In a single year, Clive Barker has managed to accomplish what may have been impossible for others. He, along with co-writer Mark Miller, has salvaged a formerly dying franchise and resuscitated it completely, taking it even beyond its former glory. Barker has taken us on an excursion, from the four corners of the earth to the hottest pits of Hell, where an intense battle between the two worlds presses on, with only a select few able to regain the balance.
This issue of Hellraiser opens with a familiar character, traipsing through a bloody valley in Hell. As the fires beat down on his already festered, weary skin, he begs for the light. A second chance, salvation, anything. Because God “has” to hear, right? Well, as it turns out, it’s not quite God that hears him, but not quite man, either. Captain Elliot Spencer stands there, looking down at him. He offers this pivotal character a deal: help him to fight Kirsty, the new Head Cenobite, in Hell.
Meanwhile, his human team, Tiffany and Theo, are still struggling to destroy all of the puzzle boxes and their worshippers. Spencer informs them that even if the boxes are destroyed, there’s still a way that the Cenobites’ demons can come back, and through this method, Hell can never be truly defeated.
This issue is broken up into two episodes: “Closer to God,” and “My Enemy’s Enemy.” “Closer” focuses on Hell, full of grotesque, decaying bodies and a blood-stained landscape. Jesus Hervas really mastered the human form in this installment; the different body types used in the Hell scenes are varied and real. “My Enemy’s Enemy,” illustrated by Michael Montenat and written by Brandon Seifert (of “Witch Doctor”), is definitely darker, with more black to contrast the neutral colors. However, an element that’s remained consistent throughout not only this issue, but the entire series, is that startling shade of red that never fails to give me chills.
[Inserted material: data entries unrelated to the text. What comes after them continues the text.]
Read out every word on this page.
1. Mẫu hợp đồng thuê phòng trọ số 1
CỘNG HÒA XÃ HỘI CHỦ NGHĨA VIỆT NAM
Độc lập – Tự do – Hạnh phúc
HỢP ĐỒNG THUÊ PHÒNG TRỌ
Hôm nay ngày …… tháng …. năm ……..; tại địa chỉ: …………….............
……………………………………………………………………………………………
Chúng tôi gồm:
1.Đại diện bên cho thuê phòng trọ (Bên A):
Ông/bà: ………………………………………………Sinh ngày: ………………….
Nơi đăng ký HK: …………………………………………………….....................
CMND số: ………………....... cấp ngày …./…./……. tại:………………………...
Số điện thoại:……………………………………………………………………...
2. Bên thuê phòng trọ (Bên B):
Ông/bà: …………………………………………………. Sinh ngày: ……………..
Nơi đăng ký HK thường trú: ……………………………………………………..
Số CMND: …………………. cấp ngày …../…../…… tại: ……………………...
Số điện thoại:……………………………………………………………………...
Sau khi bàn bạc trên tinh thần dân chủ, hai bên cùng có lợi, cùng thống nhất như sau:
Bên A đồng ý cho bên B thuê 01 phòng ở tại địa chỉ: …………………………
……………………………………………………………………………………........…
I know that this probably goes without saying, but “Hellraiser: Annual” marks a fantastic year for this series. Clive Barker and Mark Miller have consistently delivered an intricate and engaging story that propels us between worlds with the characters. We have not just followed Kirsty’s and Pinhead’s transformations; we, as fans, have evolved with them. We’ve been placed into these new depths of Hell and Earth alongside them, experiencing their fears, and feeling their pain. After the years of lost mythology and skewed plots, the sinking ship that was once the Hellraiser franchise is now navigating calmer waters, smooth sailing.